Я решил не подчиниться незаконному распоряжению английского адмирала, направленному на умаление чести и достоинства военно-морского флота России. Груз мы должны доставить в один из наших портов, и мы это сделаем, граждане офицеры. Мы не можем также согласиться, чтобы нас использовали как силу против свободы нашего народа, как карателей. Придя на родину, мы сами разберемся, за кем правда, и станем на сторону истинных патриотов России.
Довожу до вашего сведения, что старший офицер клипера капитан-лейтенант Никитин по долгу службы и из благородных побуждений временно остается на берегу, его должность заменит вахтенный начальник лейтенант Горохов.
Прошу, друзья, выполнять свой долг, как надлежит русским офицерам и как требует морская дисциплина. Все!
— Аминь! — громко заключил отец Исидор и добавил весело: — Иного и ожидать было бы грешно и непотребно.
Все встали. Стива Бобрин опять встретился с мрачным взглядом артиллерийского офицера и улыбнулся. Новиков презрительно сжал губы и пошел к двери.
Гардемарин, не в силах сдержаться, тихо сказал отцу Исидору:
— Только дисциплина мешает мне высказать все, что я думаю по этому поводу.
— И правильно делаете, отроче. Думайте что хотите, не мешайте только делу и сами ему способствуйте. — Он захохотал, глядя на обескураженное лицо Стивы Бобрина.
Еще Феклин не успел сообщить матросам со всеми подробностями и комментариями о приказе командира, как всех потрясло новое чрезвычайное событие: с берега вернулся вельбот, на дне его под брезентом лежал связанный унтер-офицер Бревешкин, назначенный старшим команды вельбота.
Матросы, не любившие этого сквернослова, получившего неожиданное повышение от прежнего старшего офицера, поощрявшего наушников и горлохватов, заметили необычное поведение «унтерцера». Когда шли к причалу и на вельботе находился старший офицер, Бревешкин, по обыкновению выслуживаясь перед начальством, таращил глаза и задал такой темп, что гребцы обливались потом. Замечено было, что он часто хватается за грудь, хотя никогда не страдал никакими болезнями, кроме похмелья. Когда старший офицер побывал на буксире и, простившись со всеми, сошел на берег, Бревешкин неожиданно предложил зайти в пивную и «тяпнуть» по кружке.
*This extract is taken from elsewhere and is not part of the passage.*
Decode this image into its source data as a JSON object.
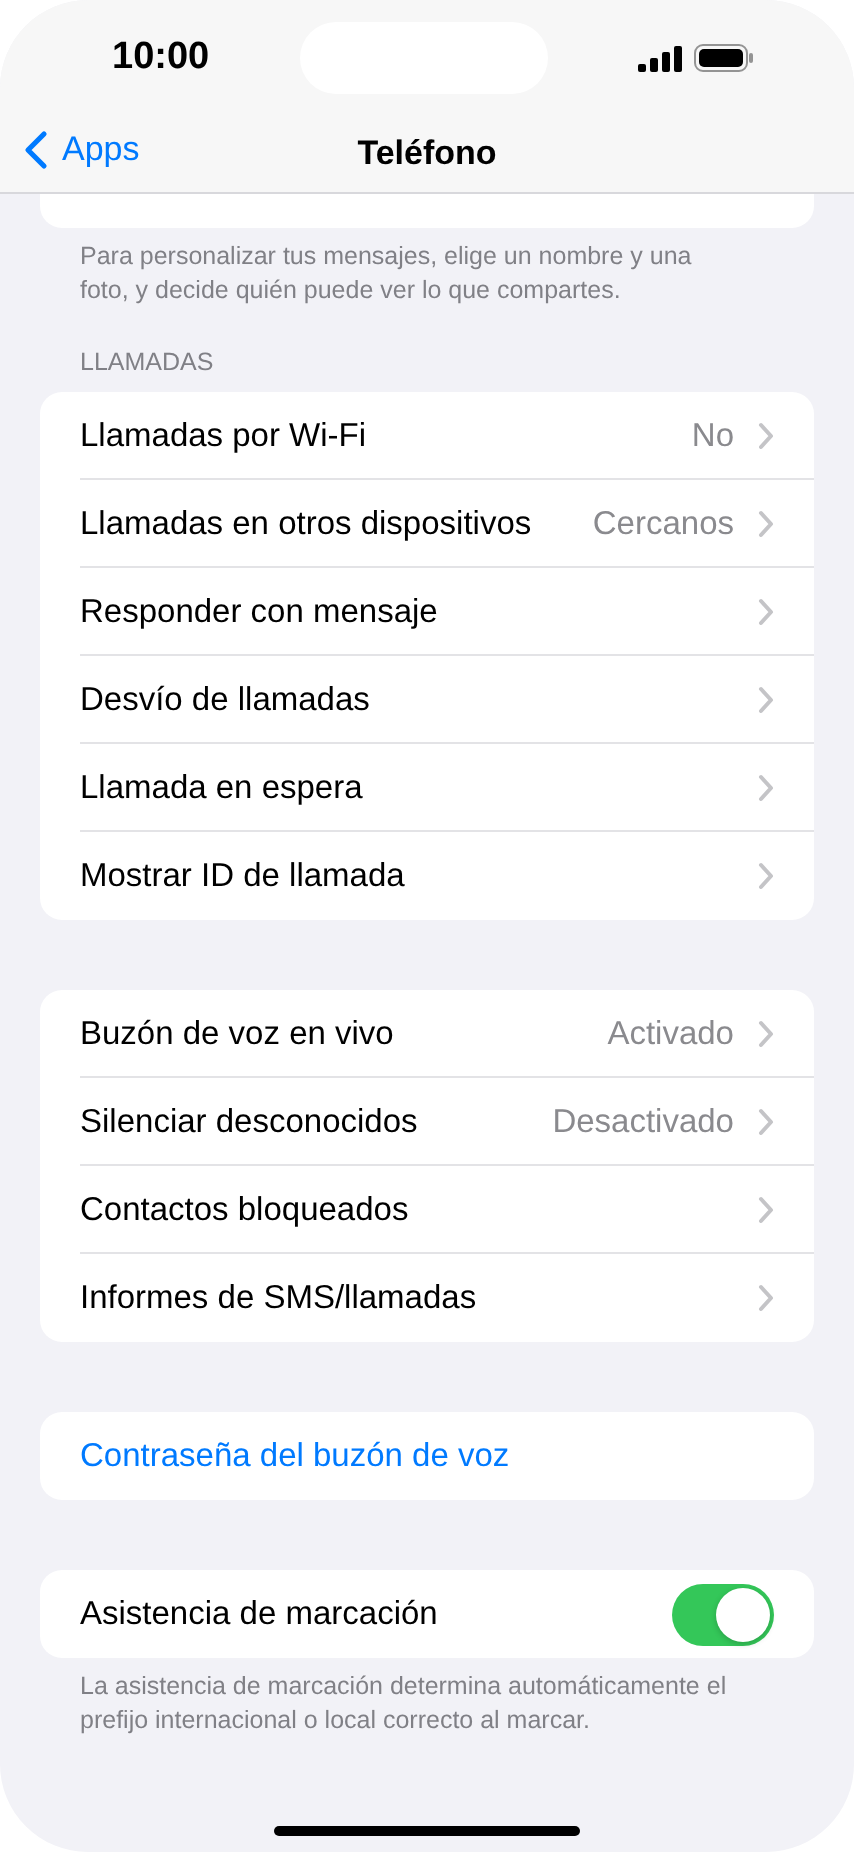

Марсовый Зуйков, ходивший гребцом на вельботе, рассказывал у грот-мачты:
— Когда он, значит, предложил пойтить в ихний паб, ну мы прямо очумели. Переродился человек, чудеса, да и только. А паб этот, ну вот, сами знаете, пять шагов от причальной стенки. Идем. А он в дверях замешкался, всех пропускает. Всегда хам хамом был, а тут нате — вежливость проявляет. Ну и стал я за ним глядеть. Уж и к пиву не подхожу. Смотрю, побежал, гад, от пивной собачьей рысью, я за ним. Осенило меня тут, что он за пазухой камень держит. Догнал, а он и говорит мне: «Ты что это, Спиридон Лаврентьич, хвостом держишься, я, говорит, тут к одной здешней куме хочу завернуть, иди себе, говорит, и выпей за мое здоровье». И шиллинг мне сует, подлюга!